TOKYO, March 24 (Reuters) – Japanese shares ended lower on Friday, as a stronger yen raised concerns about denting domestic companies’ earnings, while investors continued to remain concerned about a wider banking crisis.
The Nikkei index slipped 0.13% to close at 27,385.25 and lost 0.19% for the week.
The broader Topix edged down 0.10% to 1,955.32 and posted a 0.2% weekly loss.
“The stronger yen was the reason for the decline in the market today, while investors are still assessing the turmoil in the banking sector,” said Shoichi Arisawa, general manager of the investment research department at IwaiCosmo Securities.

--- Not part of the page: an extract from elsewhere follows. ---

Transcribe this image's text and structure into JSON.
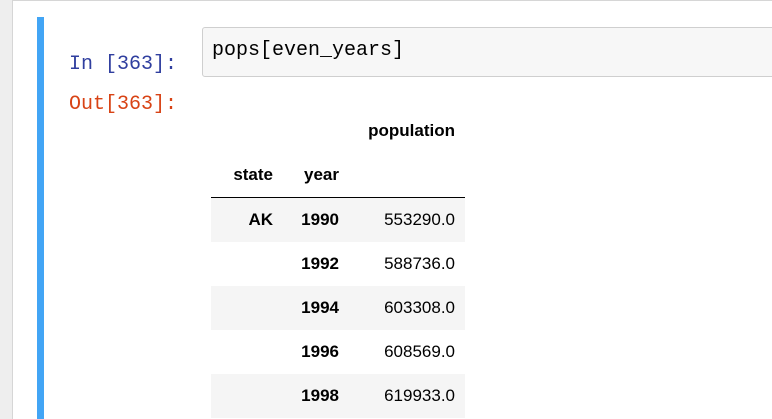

The yen touched a six-week high against the dollar on Friday as traders continue to evaluate the US Federal Reserve’s hints of a pause to interest rate hikes.
Risk appetite has been hurt after the failure of US-based Silicon Valley Bank and Swiss lender Credit Suisse’s liquidity issues raised concerns about a global financial crisis.
Toyota Motor Corp. fell 0.17% and Honda Motor Co Ltd lost 0.62%.
Uniqlo owner Fast Retailing lost 1.01% to drag the Nikkei down the most. Medical equipment maker Terumo Corp slipped 2.79% and robot maker Fanuc Corp fell 0.76%.
Oil explorers fell 1.27% to become the worst performers among the 33 industry sub-indexes on the Tokyo Stock Exchange after oil prices fell.
Financials were weak, with the banking index slipping 0.77% and insurance index losing 0.93%.
Insurer Tokio Marine Holdings Inc fell the most among the top 30 core Topix companies, with a 1.19% drop, followed by Mitsubishi UFJ Financial Group, which lost 1.10%.
Chipmaking equipment maker Tokyo Electron gained 1.83% to provide the biggest support to the Nikkei index. Silicon-wafer maker Shin-Etsu Chemical rose 2.23%.
Toshiba Corp jumped 4.2% after its board accepted a buyout offer from a group led by private equity firm Japan Industrial Partners.
Of the Nikkei components, 69 stocks rose and 149 fell, while seven stocks were flat.